I want to access the Pi by name; so I enabled Multicast DNS in the systemd-resolved config, and now I can refer to it with a name like pi.local on my home network.

All of the setup is automated in Ansible playbooks, when I break the machine I can rebuild it without having to go back to this blog post.

Audio

The Pi’s analogue audio output isn’t supported in Fedora IoT 38, but HDMI audio is. HDMI audio is handled by Broadcom VideoCore 4 hardware, driven by the vc4 driver.

As of Fedora IoT 38 this driver is blocklisted on the kernel commandline, and HDMI audio devices only appear after running modprobe vc4. Removing the block caused Bluetooth to stop working; I don’t really want to know what’s going on here, so instead I added a systemd unit to run modprobe vc4 after basic.target, and moved on.

I also had to add my pi user to the audio system group, done using systemd-sysusers in `/etc/sysusers.d`. Now I can see the audio devices, and (once installed) so can Pipewire and Wireplumber:

> aplay -l
**** List of PLAYBACK Hardware Devices ****
card 0: vc4hdmi0 [vc4-hdmi-0], device 0: MAI PCM i2s-hifi-0 [MAI PCM i2s-hifi-0]
  Subdevices: 1/1
  Subdevice #0: subdevice #0
card 1: vc4hdmi1 [vc4-hdmi-1], device 0: MAI PCM i2s-hifi-0 [MAI PCM i2s-hifi-0]
  Subdevices: 1/1
  Subdevice #0: subdevice #0

Amazingly, using aplay I can now play audio from my TV.

Bluetooth

The Pi has a combined Bluetooth+Wifi adapter, the BCM4345C0. By default this needs manual probing with bcattach to make it appear. Following the overlays README, we can add this line to cat /boot/efi/config.txt for it to appear automatically on boot:

dtparam=krnbt=on

You can confirm it’s working by checking if /sys/class/bluetooth/ is populated with the hc0 controller.

From there I followed this guide from our friends at Collabora, “Using a Raspberry Pi as a Bluetooth speaker with PipeWire” and, rather amazingly, I managed to cast from my phone to the television a couple of times, after manually trusting and connecting the device from bluetoothctl on the commandline.

Ideally I want to be able to stream audio without having to get out my laptop and log in to the speaker via SSH each time I arrive home so that it connects to my phone. Another short Python script named bluetooth-autoconnect solves that by watching for trusted devices to appear and connecting with them automatically. So I only have to SSH into the machine once per device to set it as trusted.

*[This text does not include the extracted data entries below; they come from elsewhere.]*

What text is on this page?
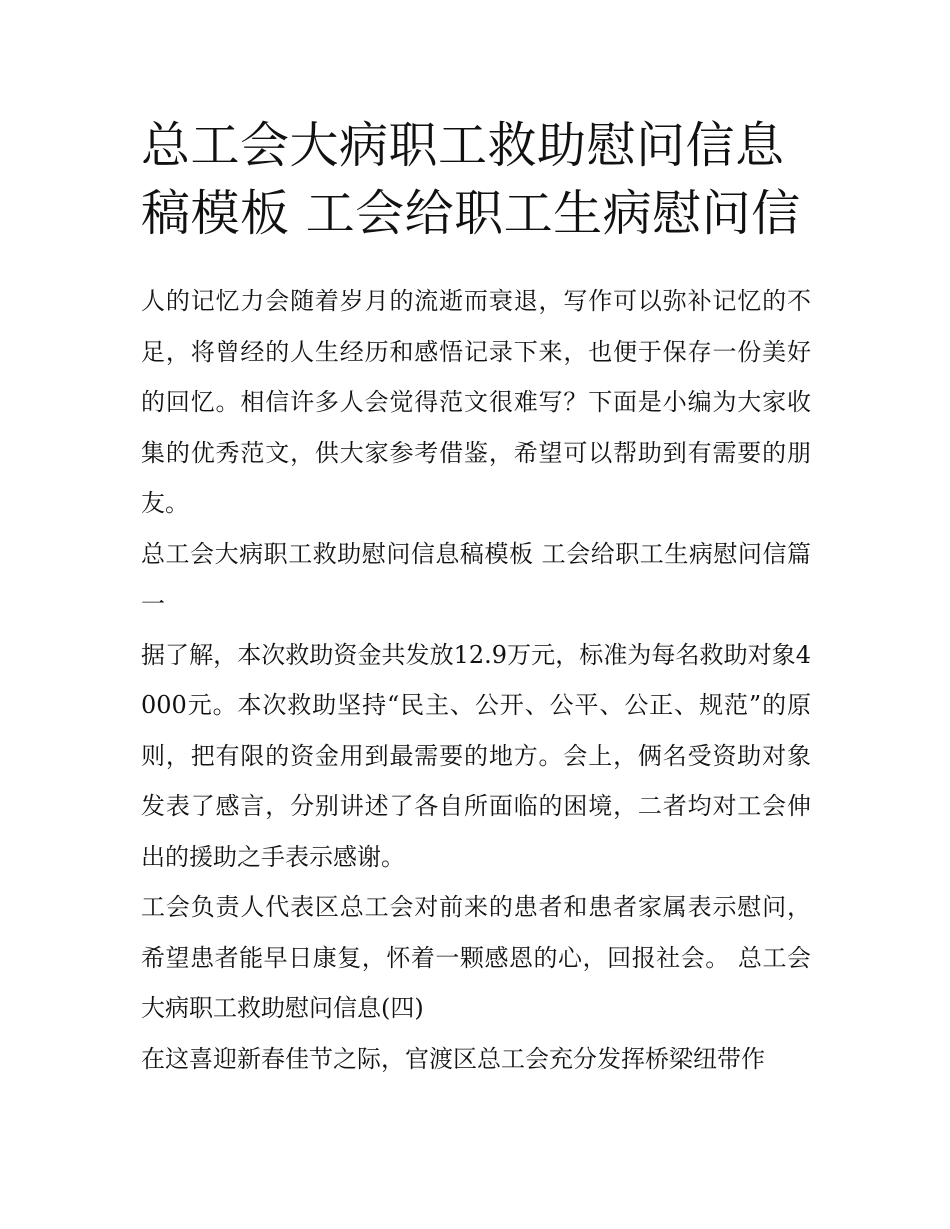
总工会大病职工救助慰问信息稿模板 工会给职工生病慰问信

人的记忆力会随着岁月的流逝而衰退，写作可以弥补记忆的不足，将曾经的人生经历和感悟记录下来，也便于保存一份美好的回忆。相信许多人会觉得范文很难写？下面是小编为大家收集的优秀范文，供大家参考借鉴，希望可以帮助到有需要的朋友。

总工会大病职工救助慰问信息稿模板 工会给职工生病慰问信篇一

据了解，本次救助资金共发放12.9万元，标准为每名救助对象4000元。本次救助坚持“民主、公开、公平、公正、规范”的原则，把有限的资金用到最需要的地方。会上，俩名受资助对象发表了感言，分别讲述了各自所面临的困境，二者均对工会伸出的援助之手表示感谢。

工会负责人代表区总工会对前来的患者和患者家属表示慰问，希望患者能早日康复，怀着一颗感恩的心，回报社会。 总工会大病职工救助慰问信息(四)

在这喜迎新春佳节之际，官渡区总工会充分发挥桥梁纽带作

I still get connection failures sometimes, restarting Wireplumber usually works around those.

External hard disk

The external HD full of music and media doesn’t get automatically mounted, so I installed UDisks2 and udiskie to automatically mount it. I added a storage group containing my ‘pi’ user, and a service running udiskie as ‘pi’ so that the external disk is mounted by this user.

The external disk I used was NTFS-formatted, which was a terrible idea. Every time the machine booted the filesystem would be marked dirty, no matter how cleanly I unmounted it before shutdown. I gave up on NTFS and copied the data to a second disk which is ext4-formatted.

NTFS: just say no.

Kodi

I figured getting the Kodi media server to work would be the biggest challenge. On Raspbian it’s as simple as apt install kodi and everything just works, but Fedora don’t even package Kodi (presumably due to patent issues?).

The right way to do this is to use Flatpak. The ARM64 build of Kodi is now ready. (Pro tip, you can push a draft PR to test your changes on the Flathub ARM builder rather than spending a week building it on an emulated ARM device on a small laptop.)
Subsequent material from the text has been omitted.